“I simply wish that, in a matter which so closely concerns the well-being of mankind, no decision shall be made without all the knowledge which a little analysis and calculation can provide.”
Daniel Bernoulli, on smallpox inoculation, 1766
Every day, enormous amounts of experimental and theoretical data are becoming available in the diverse research fields. For example, in chemistry the chemical space is explored, in physics the fundamental structures of particles that make up the world we know are examined, and in biology the paradigm is studied that leads from the DNA to structure, function and regulation. In economics research real time data on micro- and macroeconomic developments are collected and analysed. Think also of climate research that, based on the diverse data sources, reports observations of climate change over the past 200 years.

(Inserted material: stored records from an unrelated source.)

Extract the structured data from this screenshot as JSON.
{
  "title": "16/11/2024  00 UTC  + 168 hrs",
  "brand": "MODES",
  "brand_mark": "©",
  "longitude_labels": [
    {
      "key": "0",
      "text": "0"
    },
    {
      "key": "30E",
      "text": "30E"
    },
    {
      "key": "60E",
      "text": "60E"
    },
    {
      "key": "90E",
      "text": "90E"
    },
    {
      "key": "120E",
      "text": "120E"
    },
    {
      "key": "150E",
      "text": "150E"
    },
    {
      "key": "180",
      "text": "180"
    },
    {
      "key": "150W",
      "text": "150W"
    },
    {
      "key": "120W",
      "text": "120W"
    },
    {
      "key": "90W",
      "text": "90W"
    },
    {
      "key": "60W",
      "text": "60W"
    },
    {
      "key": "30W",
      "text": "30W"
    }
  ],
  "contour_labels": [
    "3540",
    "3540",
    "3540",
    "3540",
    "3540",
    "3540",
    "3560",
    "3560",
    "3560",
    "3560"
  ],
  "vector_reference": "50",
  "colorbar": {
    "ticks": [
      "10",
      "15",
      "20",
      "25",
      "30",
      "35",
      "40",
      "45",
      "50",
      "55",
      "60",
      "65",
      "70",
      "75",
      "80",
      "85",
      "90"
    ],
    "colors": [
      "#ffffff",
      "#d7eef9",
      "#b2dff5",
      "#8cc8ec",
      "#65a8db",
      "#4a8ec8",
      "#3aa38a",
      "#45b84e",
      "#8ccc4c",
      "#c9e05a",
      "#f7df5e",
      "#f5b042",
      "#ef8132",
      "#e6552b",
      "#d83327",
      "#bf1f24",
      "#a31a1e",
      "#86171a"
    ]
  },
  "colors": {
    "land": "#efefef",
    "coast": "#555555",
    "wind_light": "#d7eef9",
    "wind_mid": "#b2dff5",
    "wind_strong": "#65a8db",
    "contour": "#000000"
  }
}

Most of these sciences are at a crossroads as computing power, machine learning methods and the means of artificial intelligence (AI) advance so that the data can be explored in new and hitherto unexpected ways that provide new insights and allow for predictions about new mechanisms, products and future developments. To achieve this the pressure on data quality, understanding bias, and standardisation is becoming higher. However, it is not only an essential requirement for scientific progress to have unrestricted access to these data, both from successful and unsuccessful experiments in a digitized form but also to allow researchers to process, analyse and re-use them for simulations and predictions across disciplines.